Maintain constant vigilance across the ever-expanding attack surface: discover vulnerabilities, prioritize based on exposure-based risk scores, and close with prescriptive remediation options.

Using automation policies, organizations can set asset owners by policy to ensure the optimum allocation of responsibilities across the team. This can be further enhanced by setting asset metadata and key business attributes. For example, this enables the implementation of policies that automatically allocate an owner for all firewalls from a given vendor in a particular geographic region.

Automation policies are also a great way to automatically manage asset groups. For example, grouping important assets that may be subject to a specific operational process, such as compliance analysis.

Applying automation policies to attack surface management makes allocating responsibilities across the team and delegating task management easier. This enables robust governance and ultimately reduces the overall attack surface.

Use policy-driven security policy management to reduce costs and increase efficiency

Security operations teams can rapidly build and deploy automation policies to improve and maintain security policy hygiene, optimize, and clean up firewall rule bases, and initiate change management workflows. For example, this policy-based approach makes it easy to automate the response to access rule compliance violations or access rule optimization. It works seamlessly with attack surface management automation policies.

The team can design policies based on a wide range of triggers, such as ownership details, change request status, priority level, and other metadata values.
For example, the organization can automatically clean up rule bases by disabling firewall rules that have been unused over a given time while exempting any rule tagged as “Disaster Recovery.” This smart conditional logic makes it easy to safely automate repetitive tasks accurately and securely.

Automatically disable un-used rules

Automate risk prioritization based on business impact

Skybox customers are already able to drive vulnerability management, using advanced multi-factor prioritization based on a combination of CVSS severity score, evidence of exploitability in the wild, asset importance, and insights into the extent to which an asset is accessible across the network.

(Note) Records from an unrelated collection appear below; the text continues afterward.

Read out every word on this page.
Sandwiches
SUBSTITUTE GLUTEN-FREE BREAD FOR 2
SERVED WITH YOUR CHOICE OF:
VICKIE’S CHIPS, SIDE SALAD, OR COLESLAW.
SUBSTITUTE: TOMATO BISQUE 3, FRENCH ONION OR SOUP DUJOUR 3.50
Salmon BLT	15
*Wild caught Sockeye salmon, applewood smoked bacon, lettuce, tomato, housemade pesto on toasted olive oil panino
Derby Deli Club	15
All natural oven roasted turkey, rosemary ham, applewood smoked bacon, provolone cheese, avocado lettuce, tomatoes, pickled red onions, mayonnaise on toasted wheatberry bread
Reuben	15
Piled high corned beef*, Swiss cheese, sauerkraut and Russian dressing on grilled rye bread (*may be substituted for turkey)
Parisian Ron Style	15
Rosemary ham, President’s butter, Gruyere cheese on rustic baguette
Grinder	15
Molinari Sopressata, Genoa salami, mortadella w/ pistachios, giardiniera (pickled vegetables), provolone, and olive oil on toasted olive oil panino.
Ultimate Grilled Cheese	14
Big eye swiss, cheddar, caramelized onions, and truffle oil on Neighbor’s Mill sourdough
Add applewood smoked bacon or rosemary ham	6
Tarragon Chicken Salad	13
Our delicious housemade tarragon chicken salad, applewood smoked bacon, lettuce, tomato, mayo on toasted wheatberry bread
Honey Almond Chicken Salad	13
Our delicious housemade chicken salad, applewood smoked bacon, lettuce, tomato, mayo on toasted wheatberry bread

Using automation policies, organizations can now set asset importance scores and Cyber Risk Quantification (CRQ) scores by policy. For example, organizations can use policies to identify assets by operating systems, group them, and assign an importance value. They can further specify that the importance score will change if the asset’s operating system changes.

Policies can also be used to create exceptions for vulnerabilities based on a trigger. For example, you can exclude specific development or pre-production assets from being included in the prioritization calculation.

Learn more about Cyber Risk Quantification:

Case Study

Calculate cyber risk in financial terms

World’s leading U.S. energy company selects Skybox to calculate the financial impact of compromised OT assets with its Cyber Risk Quantification [CRQ] capabilities.

Conclusion

Skybox’s automation policies provide a highly efficient solution for automating attack surface management, security policy management, and vulnerability management tasks and procedures.

These automation policies enable organizations to better manage their exposure across the attack surface, securely automate security policy changes, and respond immediately to the threats posed by vulnerabilities across the estate.

Using automation, Skybox enables organizations to respond more quickly to the rapidly changing technology landscape, maintain compliance with established industry best practices, reduce the risk that manual processes will introduce errors, and redeploy valuable technical resources to more skilled/important tasks.